Römisches Recycling

Recycling sieht eigentlich anders aus: Mülltüten vor dem Konstantinsbogen in Rom. Foto: Tony Gentile/Reuters

Seit die Stadt ihre Bewohner mit ziemlich rabiaten Mitteln dazu erzieht, den eigenen Müll fein säuberlich zu recyceln und ihn an bestimmten Tagen in die vorgesehenen Tonnen zu legen, wächst in vielen Römern dieser unbändige Drang, sich zuweilen mit einem grossen Gestus von allem gleichzeitig zu entledigen. Organisches, Plastik, Metall, Papier, Glas – alles ungetrennt in einen Eintopf, wie früher, als es noch überall diese grossen Abfallcontainer gab.
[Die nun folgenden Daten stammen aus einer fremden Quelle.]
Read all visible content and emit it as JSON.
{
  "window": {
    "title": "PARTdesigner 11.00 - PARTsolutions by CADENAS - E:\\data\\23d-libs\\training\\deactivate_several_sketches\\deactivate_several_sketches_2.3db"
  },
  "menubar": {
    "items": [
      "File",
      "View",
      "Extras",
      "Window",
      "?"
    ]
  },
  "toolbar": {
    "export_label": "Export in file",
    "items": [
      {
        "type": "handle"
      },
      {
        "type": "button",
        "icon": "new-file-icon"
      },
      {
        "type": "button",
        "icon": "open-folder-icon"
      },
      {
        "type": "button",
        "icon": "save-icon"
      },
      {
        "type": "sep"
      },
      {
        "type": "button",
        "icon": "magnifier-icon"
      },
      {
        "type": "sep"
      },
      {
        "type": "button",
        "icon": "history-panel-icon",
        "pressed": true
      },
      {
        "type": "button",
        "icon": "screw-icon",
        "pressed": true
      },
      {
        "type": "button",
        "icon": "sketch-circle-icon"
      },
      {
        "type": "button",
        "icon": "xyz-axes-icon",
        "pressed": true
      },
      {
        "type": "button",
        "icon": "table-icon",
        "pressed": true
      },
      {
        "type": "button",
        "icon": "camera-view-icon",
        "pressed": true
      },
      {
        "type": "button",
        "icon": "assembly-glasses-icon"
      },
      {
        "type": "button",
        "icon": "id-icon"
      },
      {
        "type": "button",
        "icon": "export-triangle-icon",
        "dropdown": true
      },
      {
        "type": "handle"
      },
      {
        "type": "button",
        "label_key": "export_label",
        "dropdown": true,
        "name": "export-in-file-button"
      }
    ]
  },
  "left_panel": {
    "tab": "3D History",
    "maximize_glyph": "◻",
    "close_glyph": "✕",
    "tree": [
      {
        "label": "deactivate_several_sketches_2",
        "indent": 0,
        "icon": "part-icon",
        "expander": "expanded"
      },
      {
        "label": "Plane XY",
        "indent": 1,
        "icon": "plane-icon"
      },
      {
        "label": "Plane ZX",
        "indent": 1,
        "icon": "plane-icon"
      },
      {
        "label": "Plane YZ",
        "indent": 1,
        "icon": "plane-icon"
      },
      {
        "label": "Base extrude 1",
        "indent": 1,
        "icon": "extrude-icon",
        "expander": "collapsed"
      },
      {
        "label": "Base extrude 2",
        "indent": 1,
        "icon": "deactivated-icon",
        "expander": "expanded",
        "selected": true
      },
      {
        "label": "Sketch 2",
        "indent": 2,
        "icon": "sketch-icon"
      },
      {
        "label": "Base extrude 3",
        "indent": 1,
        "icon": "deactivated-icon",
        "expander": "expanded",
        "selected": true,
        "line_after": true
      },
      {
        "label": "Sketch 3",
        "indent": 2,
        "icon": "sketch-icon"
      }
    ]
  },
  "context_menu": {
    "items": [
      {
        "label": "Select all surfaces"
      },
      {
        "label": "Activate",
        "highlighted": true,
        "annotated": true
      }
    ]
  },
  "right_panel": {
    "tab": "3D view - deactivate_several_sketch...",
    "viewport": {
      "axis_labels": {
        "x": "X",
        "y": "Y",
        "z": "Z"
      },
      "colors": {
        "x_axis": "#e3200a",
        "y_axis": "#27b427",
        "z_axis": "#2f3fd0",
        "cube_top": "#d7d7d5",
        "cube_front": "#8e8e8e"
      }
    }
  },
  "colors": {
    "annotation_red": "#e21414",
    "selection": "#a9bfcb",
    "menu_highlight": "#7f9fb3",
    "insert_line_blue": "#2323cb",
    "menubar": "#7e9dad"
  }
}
So kommt es also schon mal vor, dass man sich unter Nachbarn beim Flanieren mit Abfallsäcken trifft, einander wissend und gar etwas solidarisch zublinzelt – und nach illegalen Müllhalden in dunklen Gassen sucht. Beliebt sind auch die städtischen Abfalleimer auf der Piazza und auf den Gehsteigen, die oft am Morgen schon überquellen und bis zum Abend unter wahren Abfallbergen verschwinden. Im historischen Zentrum, zwischen den schönen Kirchen und Monumenten, sieht das besonders unhübsch aus. Die höchsten Berge häufen die Restaurants an, und zwar nicht selten gleich neben dem Eingang. Die Möwen machen sich dann daran zu schaffen, von kleineren Tieren ohne Flügel ganz zu schweigen.

Freilich, auch den Italienern leuchten die Vorzüge des Recyclings für Umwelt und Klima ein. Doch kosten sollte es nichts, schon gar keine Mühe. Der Sinn für das Gemeinwohl war hier immer schon prekär, es wird gerne mit dem Gemeinwesen, dem ungeliebten Staat, verwechselt. Und der hat die Italiener schon so oft enttäuscht, dass er als Pädagoge ausfällt. Und so wirkt nur die harte Tour: Geldstrafen. In Rom etwa wird der ganze Wohnblock bestraft, wenn ein einziger seiner Bewohner den Plastikverschluss nicht aus der Tetrapackung Milch herausgeschnitten hat, bevor er sie entsorgt. Die Geldbusse wird dann durch die Anzahl Hausbewohner geteilt. Man hofft da wohl auf den erziehenden Effekt des Gruppendrucks.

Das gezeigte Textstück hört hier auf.